Now before we can use the expand.dft() function we need to load the package containing this function. The expand.dft command allows one to convert the frequency table into a vector of samples:

library(vcdExtra)

#> Loading required package: vcd

#> Warning: package 'vcd' was built under R version 4.3.3

#> Loading required package: grid

#> Loading required package: gnm

samples <- expand.dft(data.frame(y,Frequency = x), freq = "Frequency")

Now we can use the fitdistr function in the MASS package to estimate the MLE of the Poisson distribution

# loading the MASS package
library(MASS)

# fitting a Poisson distribution using maximum-likelihood
lambda_hat <- fitdistr(samples$y, densfun = 'Poisson')

Let just solve this directly using R built in function.
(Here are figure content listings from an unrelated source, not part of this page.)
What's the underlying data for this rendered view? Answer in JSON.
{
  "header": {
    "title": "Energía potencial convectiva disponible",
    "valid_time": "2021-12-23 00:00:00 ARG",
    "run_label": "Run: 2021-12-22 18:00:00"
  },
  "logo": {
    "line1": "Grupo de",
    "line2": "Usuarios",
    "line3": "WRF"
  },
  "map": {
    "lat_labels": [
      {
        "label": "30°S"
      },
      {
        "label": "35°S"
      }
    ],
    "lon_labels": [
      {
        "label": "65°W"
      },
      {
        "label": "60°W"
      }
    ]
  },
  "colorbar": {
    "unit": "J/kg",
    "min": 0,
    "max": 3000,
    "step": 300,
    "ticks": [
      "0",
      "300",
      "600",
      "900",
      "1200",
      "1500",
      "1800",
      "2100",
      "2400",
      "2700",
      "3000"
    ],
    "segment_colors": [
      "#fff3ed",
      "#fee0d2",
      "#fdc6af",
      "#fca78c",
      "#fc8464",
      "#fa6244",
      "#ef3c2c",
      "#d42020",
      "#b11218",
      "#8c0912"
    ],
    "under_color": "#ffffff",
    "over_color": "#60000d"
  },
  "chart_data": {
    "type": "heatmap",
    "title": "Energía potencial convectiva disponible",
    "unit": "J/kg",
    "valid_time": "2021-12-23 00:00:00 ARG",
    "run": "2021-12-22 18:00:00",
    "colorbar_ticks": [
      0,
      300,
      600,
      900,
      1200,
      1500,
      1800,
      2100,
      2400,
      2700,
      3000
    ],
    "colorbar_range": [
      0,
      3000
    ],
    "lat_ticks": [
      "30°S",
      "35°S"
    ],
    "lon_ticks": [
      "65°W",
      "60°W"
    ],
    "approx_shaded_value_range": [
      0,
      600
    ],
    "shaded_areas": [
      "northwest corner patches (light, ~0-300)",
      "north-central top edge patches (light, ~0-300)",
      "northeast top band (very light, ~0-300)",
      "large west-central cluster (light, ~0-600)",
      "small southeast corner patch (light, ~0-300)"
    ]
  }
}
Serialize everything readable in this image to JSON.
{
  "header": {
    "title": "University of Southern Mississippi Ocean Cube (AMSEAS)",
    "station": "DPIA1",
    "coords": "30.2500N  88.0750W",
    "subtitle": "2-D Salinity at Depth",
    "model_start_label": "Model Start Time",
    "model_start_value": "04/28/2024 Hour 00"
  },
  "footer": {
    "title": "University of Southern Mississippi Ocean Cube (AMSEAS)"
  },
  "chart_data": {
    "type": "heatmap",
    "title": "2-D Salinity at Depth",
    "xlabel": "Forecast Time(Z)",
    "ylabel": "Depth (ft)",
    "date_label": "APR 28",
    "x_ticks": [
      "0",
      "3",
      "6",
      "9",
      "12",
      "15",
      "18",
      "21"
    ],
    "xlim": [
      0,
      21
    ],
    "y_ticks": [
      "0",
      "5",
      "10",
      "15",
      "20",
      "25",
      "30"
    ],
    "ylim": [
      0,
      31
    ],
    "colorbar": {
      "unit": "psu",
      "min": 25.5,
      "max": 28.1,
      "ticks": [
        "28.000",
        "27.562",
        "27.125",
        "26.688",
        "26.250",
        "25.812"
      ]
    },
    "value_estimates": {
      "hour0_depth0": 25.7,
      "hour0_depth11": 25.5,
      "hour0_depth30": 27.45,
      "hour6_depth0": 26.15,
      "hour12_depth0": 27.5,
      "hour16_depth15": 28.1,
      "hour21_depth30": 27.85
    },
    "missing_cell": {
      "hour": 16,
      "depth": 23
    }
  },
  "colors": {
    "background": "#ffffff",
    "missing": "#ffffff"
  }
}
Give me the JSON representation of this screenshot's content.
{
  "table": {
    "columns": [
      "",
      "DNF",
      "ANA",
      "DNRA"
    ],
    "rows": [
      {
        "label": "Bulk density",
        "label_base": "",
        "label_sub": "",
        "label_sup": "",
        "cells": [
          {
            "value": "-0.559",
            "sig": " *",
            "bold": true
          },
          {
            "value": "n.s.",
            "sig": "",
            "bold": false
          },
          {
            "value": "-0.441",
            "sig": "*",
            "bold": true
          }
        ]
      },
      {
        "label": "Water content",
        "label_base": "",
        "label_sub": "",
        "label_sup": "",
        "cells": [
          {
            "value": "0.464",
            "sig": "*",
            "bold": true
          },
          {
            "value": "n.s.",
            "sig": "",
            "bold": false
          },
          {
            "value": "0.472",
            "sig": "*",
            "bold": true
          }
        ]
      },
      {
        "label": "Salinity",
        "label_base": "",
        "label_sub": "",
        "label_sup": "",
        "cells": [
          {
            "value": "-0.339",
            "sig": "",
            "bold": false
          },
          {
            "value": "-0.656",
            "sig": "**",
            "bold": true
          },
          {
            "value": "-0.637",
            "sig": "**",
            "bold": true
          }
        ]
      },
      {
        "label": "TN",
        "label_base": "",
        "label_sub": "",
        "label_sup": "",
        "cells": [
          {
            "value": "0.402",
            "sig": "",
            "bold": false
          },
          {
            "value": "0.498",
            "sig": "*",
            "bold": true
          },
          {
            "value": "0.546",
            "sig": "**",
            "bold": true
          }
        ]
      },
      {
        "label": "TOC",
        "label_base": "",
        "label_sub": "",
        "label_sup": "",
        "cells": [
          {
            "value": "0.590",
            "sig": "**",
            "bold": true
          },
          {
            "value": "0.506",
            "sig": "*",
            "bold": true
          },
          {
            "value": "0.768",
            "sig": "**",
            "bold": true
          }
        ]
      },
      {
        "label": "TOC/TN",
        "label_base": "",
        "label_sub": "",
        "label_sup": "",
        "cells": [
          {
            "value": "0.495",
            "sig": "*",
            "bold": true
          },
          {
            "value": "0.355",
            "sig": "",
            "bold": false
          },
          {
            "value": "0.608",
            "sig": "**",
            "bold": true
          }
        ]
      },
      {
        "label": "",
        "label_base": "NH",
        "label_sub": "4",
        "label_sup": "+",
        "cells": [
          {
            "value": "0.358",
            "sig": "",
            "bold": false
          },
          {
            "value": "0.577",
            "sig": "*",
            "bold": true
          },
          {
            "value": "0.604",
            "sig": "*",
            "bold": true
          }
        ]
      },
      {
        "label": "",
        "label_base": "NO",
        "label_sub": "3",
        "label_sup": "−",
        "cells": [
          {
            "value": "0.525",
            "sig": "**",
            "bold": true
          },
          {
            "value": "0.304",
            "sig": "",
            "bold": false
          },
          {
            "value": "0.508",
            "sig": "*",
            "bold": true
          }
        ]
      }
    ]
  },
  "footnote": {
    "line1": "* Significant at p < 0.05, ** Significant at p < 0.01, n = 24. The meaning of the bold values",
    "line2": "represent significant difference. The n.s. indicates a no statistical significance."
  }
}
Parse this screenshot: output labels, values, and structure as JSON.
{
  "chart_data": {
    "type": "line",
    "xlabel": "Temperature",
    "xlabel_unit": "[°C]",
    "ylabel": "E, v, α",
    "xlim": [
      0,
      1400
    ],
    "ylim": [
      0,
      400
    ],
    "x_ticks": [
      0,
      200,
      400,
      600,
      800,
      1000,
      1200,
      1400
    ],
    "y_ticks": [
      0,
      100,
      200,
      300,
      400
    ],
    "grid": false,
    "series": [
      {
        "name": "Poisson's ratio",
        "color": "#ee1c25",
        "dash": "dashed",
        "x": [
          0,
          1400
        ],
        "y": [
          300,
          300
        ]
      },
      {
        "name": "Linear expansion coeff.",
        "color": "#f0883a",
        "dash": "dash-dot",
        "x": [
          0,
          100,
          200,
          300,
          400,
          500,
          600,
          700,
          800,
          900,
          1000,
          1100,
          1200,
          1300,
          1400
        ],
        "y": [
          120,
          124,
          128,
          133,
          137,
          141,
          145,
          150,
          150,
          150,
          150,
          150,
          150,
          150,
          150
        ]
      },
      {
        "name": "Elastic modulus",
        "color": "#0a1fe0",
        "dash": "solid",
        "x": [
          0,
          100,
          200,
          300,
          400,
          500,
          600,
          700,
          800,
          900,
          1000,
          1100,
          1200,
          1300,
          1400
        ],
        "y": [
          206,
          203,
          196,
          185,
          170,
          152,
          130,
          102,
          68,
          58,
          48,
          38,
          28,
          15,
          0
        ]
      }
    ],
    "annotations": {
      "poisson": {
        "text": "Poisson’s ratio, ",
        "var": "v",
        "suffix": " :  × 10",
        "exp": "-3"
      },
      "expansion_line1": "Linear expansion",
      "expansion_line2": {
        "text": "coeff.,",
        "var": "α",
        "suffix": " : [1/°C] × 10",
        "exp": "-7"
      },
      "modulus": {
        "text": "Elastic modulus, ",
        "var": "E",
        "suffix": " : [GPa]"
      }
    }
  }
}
First compute the expected probabilities under the Poisson distribution using dpois to compute the Poisson pdf:

pr <- c(0, 0, 0)
pr[1] <- dpois(0, lambda = lambda_hat$estimate)
pr[2] <- dpois(1, lambda = lambda_hat$estimate)
pr[3] <- 1 - sum(pr[1:2])

Then apply chisq.test:

out <- chisq.test(x, p = pr)

#> Warning in chisq.test(x, p = pr): Chi-squared approximation
#> may be incorrect

print(out)

#> 
#>  Chi-squared test for given probabilities
#> 
#> data:  x
#> X-squared = 1.3447, df = 2, p-value = 0.5105

Actually, in this case the answer is wrong(!), we need to apply an additional loss of degree of freedom to account for the use of the MLE. However, we can re-use values already computed by chisq.test:

chi2 <- out$statistic
print(chi2)

#> X-squared 
#>   1.34466

chi2_lower <- qchisq(1 - 0.01, df = 1)
print(chi2_lower)

#> [1] 6.634897

Hence, there is no evidence to reject the null hypothesis. There is no reason to suppose that the Poisson distribution is not a plausible model for the number of accidents per week at this junction.